L'art est une préparation à la mort. Il nous aide à faire la paix avec notre condition de mortels. Une œuvre d'art est pareille à un maître, c'est une école qui n'a pas de fin, une leçon à la faveur de laquelle chacun de nous, dans le cours de sa vie, s'initie de plus en plus profondément à ce qu'il ressent à l'égard de la mort. Si nous n'avions jamais rencontré l’art en étroite relation avec la perception de la mort, – que ce soit dans un film, un livre ou une peinture —, en nous trouvant confrontés à la réalité de la mort, nous ne serions pas capables de faire face. Nous ne saurions pas comment nous comporter, comment nous soutenir ou nous protéger. Nos âmes se désagrégeraient sous le poids du chagrin parce que nous n'y aurions pas été préparés. Pouvez-vous imaginer une situation d'ignorance, de totale impréparation psychologique ou morale à la mort, lorsque soudain vous apprendriez la mort d'un être proche, d'une personne aimée ? Vous rentreriez chez vous, le cadavre déjà froid reposerait là, et c'en serait fini.

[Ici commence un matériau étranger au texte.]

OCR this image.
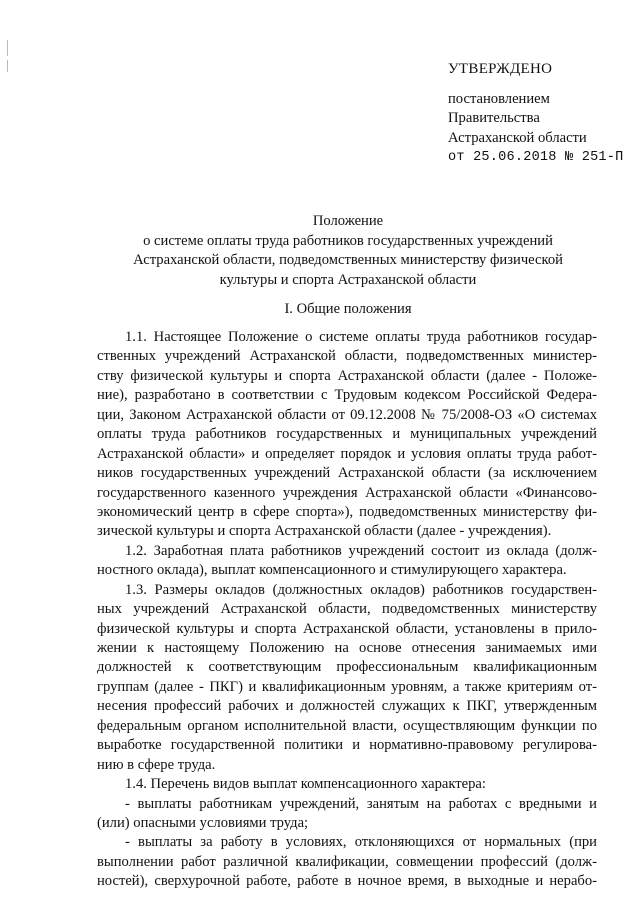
УТВЕРЖДЕНО
постановлением
Правительства
Астраханской области
от 25.06.2018 № 251-П
Положение
о системе оплаты труда работников государственных учреждений
Астраханской области, подведомственных министерству физической
культуры и спорта Астраханской области
I. Общие положения
1.1. Настоящее Положение о системе оплаты труда работников государ-
ственных учреждений Астраханской области, подведомственных министер-
ству физической культуры и спорта Астраханской области (далее - Положе-
ние), разработано в соответствии с Трудовым кодексом Российской Федера-
ции, Законом Астраханской области от 09.12.2008 № 75/2008-ОЗ «О системах
оплаты труда работников государственных и муниципальных учреждений
Астраханской области» и определяет порядок и условия оплаты труда работ-
ников государственных учреждений Астраханской области (за исключением
государственного казенного учреждения Астраханской области «Финансово-
экономический центр в сфере спорта»), подведомственных министерству фи-
зической культуры и спорта Астраханской области (далее - учреждения).
1.2. Заработная плата работников учреждений состоит из оклада (долж-
ностного оклада), выплат компенсационного и стимулирующего характера.
1.3. Размеры окладов (должностных окладов) работников государствен-
ных учреждений Астраханской области, подведомственных министерству
физической культуры и спорта Астраханской области, установлены в прило-
жении к настоящему Положению на основе отнесения занимаемых ими
должностей к соответствующим профессиональным квалификационным
группам (далее - ПКГ) и квалификационным уровням, а также критериям от-
несения профессий рабочих и должностей служащих к ПКГ, утвержденным
федеральным органом исполнительной власти, осуществляющим функции по
выработке государственной политики и нормативно-правовому регулирова-
нию в сфере труда.
1.4. Перечень видов выплат компенсационного характера:
- выплаты работникам учреждений, занятым на работах с вредными и
(или) опасными условиями труда;
- выплаты за работу в условиях, отклоняющихся от нормальных (при
выполнении работ различной квалификации, совмещении профессий (долж-
ностей), сверхурочной работе, работе в ночное время, в выходные и нерабо-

Vous aimiez cette personne, elle vous était si proche, et de tout votre être vous ne sauriez littéralement pas répondre.
La mort est un thème d'une importance fondamentale. Or l'art, selon moi, exige un fondamentalisme thématique. Le réalisateur ne peut s'en remettre ni à des circonstances fortuites ni à des actions arbitraires. Il ne peut pas se dire : « Maintenant, pour gagner un peu d'argent, je vais tourner un film médiocre et commercialement viable, je passerai ensuite à quelque chose de plus artistique et méritoire. »
Alexandre Sokourov, in revue Europe août-septembre 2012 n° 1000-1001, article « Mort » de « L’Abécédaire », p. 140.